I have a minimal example that can reproduce the issue:

from sanic import Sanic
from sanic.response import json
import ray
import os
import random

app = Sanic(__name__)

def load_outside_actor():
    import tensorflow as tf

    tf.compat.v1.disable_eager_execution()
    tf.compat.v1.disable_resource_variables()
    tf.compat.v1.logging.set_verbosity(tf.compat.v1.logging.ERROR)
    os.environ['CUDA_VISIBLE_DEVICES'] = "0"

    config = tf.compat.v1.ConfigProto()
    config.gpu_options.allow_growth = True
    a = tf.compat.v1.constant(5.0)
    b = tf.compat.v1.constant(6.0)
    c = a * b

    sess = tf.compat.v1.Session(graph=c.graph, config=config)
    sess.run(tf.compat.v1.global_variables_initializer())

    return c, sess, tf

@ray.remote(num_gpus=1)
class Test:
    def __init__(self):
        self.c, self.sess, self.tf = load_outside_actor()

    @ray.method(num_return_vals=1)
    def test_it(self, rand_num=None):
        with self.sess.as_default():
            return float(self.sess.run(self.c * self.tf.compat.v1.to_float(rand_num)))

@app.route('/')
async def index(request):
    random_integer = random.randint(2, 1001)
    ray_result = ray.get(my_test.test_it.remote(random_integer))
    expected_result = 5.0 * 6.0 * random_integer

    if expected_result != ray_result:
        print("Error detected, ray_result != to expected_result.")
    print("Output should be: ", 5.0 * 6.0 * random_integer)
    print("Ray method returned: ", ray_result, "\n")

    return json({'tf result': ray_result})

ray.init(ignore_reinit_error=True)
my_test = Test.remote()

if __name__ == "__main__":
    sanic_config = {
        "host": "127.0.0.1",
        "port": 5000,
        "workers": 3,
        "debug": False,
        "access_log": False
    }

    app.run(**sanic_config)

To reproduce the behavior I have described you just need to go to http://127.0.0.1:5000/ after starting the application to trigger the remote method.
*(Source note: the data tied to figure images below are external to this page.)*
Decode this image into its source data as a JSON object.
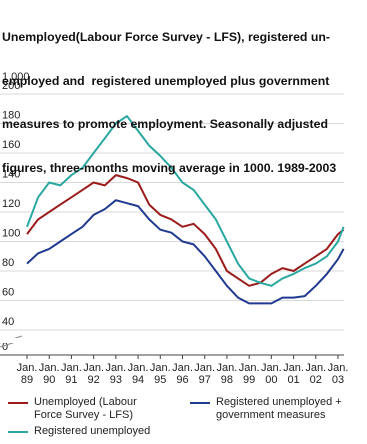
{
  "chart_data": {
    "type": "line",
    "title_lines": [
      "Unemployed(Labour Force Survey - LFS), registered un-",
      "employed and  registered unemployed plus government",
      "measures to promote employment. Seasonally adjusted",
      "figures, three-months moving average in 1000. 1989-2003"
    ],
    "y_unit_label": "1 000",
    "x": [
      1989,
      1989.5,
      1990,
      1990.5,
      1991,
      1991.5,
      1992,
      1992.5,
      1993,
      1993.5,
      1994,
      1994.5,
      1995,
      1995.5,
      1996,
      1996.5,
      1997,
      1997.5,
      1998,
      1998.5,
      1999,
      1999.5,
      2000,
      2000.5,
      2001,
      2001.5,
      2002,
      2002.5,
      2003,
      2003.25
    ],
    "series": [
      {
        "name": "Unemployed (Labour Force Survey - LFS)",
        "color": "#9b1c1c",
        "values": [
          105,
          115,
          120,
          125,
          130,
          135,
          140,
          138,
          145,
          143,
          140,
          125,
          118,
          115,
          110,
          112,
          105,
          95,
          80,
          75,
          70,
          72,
          78,
          82,
          80,
          85,
          90,
          95,
          105,
          108
        ]
      },
      {
        "name": "Registered unemployed + government measures",
        "color": "#1f3a8f",
        "values": [
          85,
          92,
          95,
          100,
          105,
          110,
          118,
          122,
          128,
          126,
          124,
          115,
          108,
          106,
          100,
          98,
          90,
          80,
          70,
          62,
          58,
          58,
          58,
          62,
          62,
          63,
          70,
          78,
          88,
          95
        ]
      },
      {
        "name": "Registered unemployed",
        "color": "#2aa7a0",
        "values": [
          110,
          130,
          140,
          138,
          145,
          150,
          160,
          170,
          180,
          185,
          175,
          165,
          158,
          150,
          140,
          135,
          125,
          115,
          100,
          85,
          75,
          72,
          70,
          75,
          78,
          82,
          85,
          90,
          100,
          110
        ]
      }
    ],
    "xlim": [
      1989,
      2003.25
    ],
    "xticks": [
      {
        "value": 1989,
        "label": "Jan. 89"
      },
      {
        "value": 1990,
        "label": "Jan. 90"
      },
      {
        "value": 1991,
        "label": "Jan. 91"
      },
      {
        "value": 1992,
        "label": "Jan. 92"
      },
      {
        "value": 1993,
        "label": "Jan. 93"
      },
      {
        "value": 1994,
        "label": "Jan. 94"
      },
      {
        "value": 1995,
        "label": "Jan. 95"
      },
      {
        "value": 1996,
        "label": "Jan. 96"
      },
      {
        "value": 1997,
        "label": "Jan. 97"
      },
      {
        "value": 1998,
        "label": "Jan. 98"
      },
      {
        "value": 1999,
        "label": "Jan. 99"
      },
      {
        "value": 2000,
        "label": "Jan. 00"
      },
      {
        "value": 2001,
        "label": "Jan. 01"
      },
      {
        "value": 2002,
        "label": "Jan. 02"
      },
      {
        "value": 2003,
        "label": "Jan. 03"
      }
    ],
    "ylim": [
      0,
      200
    ],
    "axis_break": [
      0,
      40
    ],
    "yticks": [
      0,
      40,
      60,
      80,
      100,
      120,
      140,
      160,
      180,
      200
    ],
    "grid": true
  }
}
Then wait about 30 seconds-ish and reload the page to trigger the method again. Do the whole waiting and reloading until the error occurs, shouldn't take more than a handful of tries for it to surface.

I'm also fairly certain this is a multiprocessing issue as when I set the number of workers to 1 I cannot reproduce the behavior.

EDIT: After some more digging https://github.com/ray-project/ray/blob/releases/0.7.6/python/ray/worker.py#L2114 is where I can observe the wrong value getting returned via debugging. The actual issue I guess is upstream with https://github.com/ray-project/ray/blob/releases/0.7.6/python/ray/actor.py#L520 since that is what seems to be setting the object_ids parameter of the function in the first link.

EDIT 2: I can verify that it's trying to use previously cached objects, because when I delete them after getting the result with ray.get() via:

ray_global_worker = ray.worker.get_global_worker()
ray_global_worker.core_worker.free_objects([ray_object], False, True)

, then an error gets thrown if it tries to use that object that it previously cached. When it doesn't try and use cached objects things proceed normally.

EDIT 3: I've tried instantiating actors in each worker (i.e. process) and setting num_gpus=1.0/number_of_workers, the issue persists.